Critiques Cinéma

CERVANTÈS AVANT DON QUICHOTTE (Critique)

SYNOPSIS : En 1575, Miguel de Cervantès est capturé par le sultan d’Alger. Retenu prisonnier, Cervantès invente chaque jour des récits d’aventures qui fascinent tour à tour ses codétenus et le sultan.

On ne l’avait pas revu sur grand écran depuis son Lettres à Franco en 2019. Cervantes avant Don Quichotte marque le retour d’Alejandro Amenábar au cinéma, en apparence dans les codes inhérents du traditionnel biopic. Le réalisateur se saisit de l’image de l’un des auteurs les plus importants de l’ère littéraire moderne pour raconter les heures de Miguel de Cervantès lors de sa captivité à Alger à partir de 1575. Le « manchot de Lépante » (surnommé ainsi après avoir été blessé au bras gauche lors de la bataille de Lépante) est alors capturé par le Pacha Hassan Veneziano et enfermé avec ses pairs dans une prison à ciel ouvert. Sur place, Cervantès se lie d’amitié avec le prêtre Antonio de Sosa qui lui communique l’importance des histoires, et que notre protagoniste va s’empresser de partager à ses codétenus – avec l’objectif de leur donner un peu d’espoir au milieu de la terreur. Cette capacité de narration attire l’attention du Pacha, et Cervantès se retrouve alors invité au Palais afin d’également divertir son geôlier. En cas de succès, l’auteur se voit offert une journée de liberté dans la ville florissante et multiculturelle d’Alger, un vent de liberté dans un quotidien de prisonnier. Cette situation va finalement entraîner maintes péripéties, entre tentatives d’évasion, rebondissements méta-narratifs, genèse des pérégrinations de Don Quichotte et récits flamboyants d’une relation homoérotique peut-être passée sous les radars de l’Histoire.

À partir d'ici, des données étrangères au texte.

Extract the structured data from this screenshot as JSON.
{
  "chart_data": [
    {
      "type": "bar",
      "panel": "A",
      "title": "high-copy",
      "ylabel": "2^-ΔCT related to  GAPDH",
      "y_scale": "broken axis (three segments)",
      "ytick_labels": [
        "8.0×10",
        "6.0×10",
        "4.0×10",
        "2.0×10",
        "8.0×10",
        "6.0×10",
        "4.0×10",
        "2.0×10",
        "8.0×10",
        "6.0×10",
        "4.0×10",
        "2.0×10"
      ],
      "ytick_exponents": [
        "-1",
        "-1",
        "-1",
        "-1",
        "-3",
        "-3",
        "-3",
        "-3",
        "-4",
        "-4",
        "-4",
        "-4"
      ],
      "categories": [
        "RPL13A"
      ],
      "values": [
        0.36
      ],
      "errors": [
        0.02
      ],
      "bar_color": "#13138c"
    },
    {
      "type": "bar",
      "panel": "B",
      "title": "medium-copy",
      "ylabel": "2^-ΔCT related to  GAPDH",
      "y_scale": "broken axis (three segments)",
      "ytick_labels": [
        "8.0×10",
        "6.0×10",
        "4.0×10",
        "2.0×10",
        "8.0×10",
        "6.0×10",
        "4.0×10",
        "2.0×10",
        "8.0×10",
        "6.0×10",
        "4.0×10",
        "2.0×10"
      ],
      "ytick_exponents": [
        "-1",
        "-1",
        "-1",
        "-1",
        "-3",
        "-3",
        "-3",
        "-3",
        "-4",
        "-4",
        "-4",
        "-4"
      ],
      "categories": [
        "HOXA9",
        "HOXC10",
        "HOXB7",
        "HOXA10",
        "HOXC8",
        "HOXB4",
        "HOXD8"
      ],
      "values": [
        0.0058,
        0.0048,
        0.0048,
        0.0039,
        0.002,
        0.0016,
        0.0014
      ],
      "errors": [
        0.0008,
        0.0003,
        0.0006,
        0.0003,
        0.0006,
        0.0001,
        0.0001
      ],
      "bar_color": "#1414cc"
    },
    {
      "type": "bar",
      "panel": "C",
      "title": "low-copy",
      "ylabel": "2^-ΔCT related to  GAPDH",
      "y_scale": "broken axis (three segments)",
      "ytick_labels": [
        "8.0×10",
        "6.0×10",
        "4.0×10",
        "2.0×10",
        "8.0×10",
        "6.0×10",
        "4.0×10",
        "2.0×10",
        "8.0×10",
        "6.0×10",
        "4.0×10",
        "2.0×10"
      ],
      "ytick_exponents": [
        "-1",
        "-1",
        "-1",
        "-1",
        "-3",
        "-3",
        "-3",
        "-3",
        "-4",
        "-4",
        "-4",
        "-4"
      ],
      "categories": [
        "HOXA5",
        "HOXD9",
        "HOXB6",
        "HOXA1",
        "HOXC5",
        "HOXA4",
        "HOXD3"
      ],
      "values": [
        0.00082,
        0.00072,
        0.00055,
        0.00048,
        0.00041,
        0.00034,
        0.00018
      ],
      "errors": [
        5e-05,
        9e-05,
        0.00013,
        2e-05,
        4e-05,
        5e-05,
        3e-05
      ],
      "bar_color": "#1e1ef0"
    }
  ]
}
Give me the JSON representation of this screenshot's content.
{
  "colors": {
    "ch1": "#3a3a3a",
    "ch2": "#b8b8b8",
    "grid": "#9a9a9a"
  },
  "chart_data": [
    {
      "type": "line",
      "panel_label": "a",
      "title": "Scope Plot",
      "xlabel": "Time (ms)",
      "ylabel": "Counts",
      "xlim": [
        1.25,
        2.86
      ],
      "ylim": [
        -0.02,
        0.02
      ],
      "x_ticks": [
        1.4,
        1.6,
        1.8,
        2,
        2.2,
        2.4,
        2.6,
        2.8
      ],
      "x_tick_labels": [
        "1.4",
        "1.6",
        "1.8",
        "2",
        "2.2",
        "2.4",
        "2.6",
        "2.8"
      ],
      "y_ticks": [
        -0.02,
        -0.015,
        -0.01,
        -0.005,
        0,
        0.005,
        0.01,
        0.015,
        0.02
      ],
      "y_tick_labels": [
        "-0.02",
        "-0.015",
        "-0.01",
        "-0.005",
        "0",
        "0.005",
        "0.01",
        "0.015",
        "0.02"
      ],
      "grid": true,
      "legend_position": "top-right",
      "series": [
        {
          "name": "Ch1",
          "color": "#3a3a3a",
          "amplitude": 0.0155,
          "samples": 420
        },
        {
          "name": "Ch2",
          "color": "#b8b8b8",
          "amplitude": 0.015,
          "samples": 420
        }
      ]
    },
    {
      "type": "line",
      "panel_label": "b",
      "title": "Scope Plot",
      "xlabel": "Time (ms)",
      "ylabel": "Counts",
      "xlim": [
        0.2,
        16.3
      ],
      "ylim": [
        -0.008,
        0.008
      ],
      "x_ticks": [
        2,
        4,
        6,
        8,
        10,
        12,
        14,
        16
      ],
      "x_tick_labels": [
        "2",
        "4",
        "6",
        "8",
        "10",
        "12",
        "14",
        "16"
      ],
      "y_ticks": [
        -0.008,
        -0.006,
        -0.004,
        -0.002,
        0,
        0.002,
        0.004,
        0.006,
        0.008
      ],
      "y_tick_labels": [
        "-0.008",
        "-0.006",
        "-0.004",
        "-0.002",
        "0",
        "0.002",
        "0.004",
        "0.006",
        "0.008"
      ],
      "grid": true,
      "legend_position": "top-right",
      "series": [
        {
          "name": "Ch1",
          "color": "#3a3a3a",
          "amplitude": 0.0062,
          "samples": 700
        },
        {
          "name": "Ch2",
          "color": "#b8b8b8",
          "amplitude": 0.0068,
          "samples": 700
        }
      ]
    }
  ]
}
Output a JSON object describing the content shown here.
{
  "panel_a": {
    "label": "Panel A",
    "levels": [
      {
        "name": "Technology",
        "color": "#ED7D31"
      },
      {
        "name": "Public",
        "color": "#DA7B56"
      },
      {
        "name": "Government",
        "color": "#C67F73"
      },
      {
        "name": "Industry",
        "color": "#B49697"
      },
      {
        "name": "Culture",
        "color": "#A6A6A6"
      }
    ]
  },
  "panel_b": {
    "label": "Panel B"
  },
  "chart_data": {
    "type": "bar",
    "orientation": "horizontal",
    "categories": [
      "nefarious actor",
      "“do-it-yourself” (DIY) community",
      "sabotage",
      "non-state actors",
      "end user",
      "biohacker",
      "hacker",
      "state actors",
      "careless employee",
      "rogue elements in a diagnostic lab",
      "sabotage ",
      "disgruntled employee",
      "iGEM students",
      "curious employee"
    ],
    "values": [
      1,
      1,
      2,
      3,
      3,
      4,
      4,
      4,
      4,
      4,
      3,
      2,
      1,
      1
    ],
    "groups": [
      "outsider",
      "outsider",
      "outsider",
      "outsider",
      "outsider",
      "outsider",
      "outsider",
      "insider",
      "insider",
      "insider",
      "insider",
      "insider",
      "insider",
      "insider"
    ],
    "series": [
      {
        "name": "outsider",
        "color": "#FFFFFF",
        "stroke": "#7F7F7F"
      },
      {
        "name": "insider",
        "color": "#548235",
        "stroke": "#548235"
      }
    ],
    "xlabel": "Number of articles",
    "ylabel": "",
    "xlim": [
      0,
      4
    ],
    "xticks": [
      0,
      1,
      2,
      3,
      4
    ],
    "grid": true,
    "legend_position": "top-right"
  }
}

Sur un scénario co-écrit avec Alejandro Hernández, Amenábar raconte visuellement une atmosphère marquée par les fabuleux décors reconstitués de la ville d’Alger, entre la terreur provoquée par leurs geôliers à l’intérieur et la liberté quasi-totale dans les rues et raconté à travers les yeux de Miguel de Cervantès comme une ode à la narration en guise d’échappatoire à la condition réelle. Cervantès se sert de son talent de conteur pour divertir ses codétenus et leur remonter le moral, amorçant pendant le film ce qui deviendra son roman Le Captif (d’ailleurs le titre du film en version originale). Amenábar représente à l’écran les inventions narratives de son auteur, contant alors le mystère d’une jeune femme à la fenêtre du Palais qui lui jetterait de l’or afin d’orchestrer son évasion – cette femme, imaginaire qui plus est, sera d’ailleurs le seul personnage féminin présenté dans l’entièreté du film.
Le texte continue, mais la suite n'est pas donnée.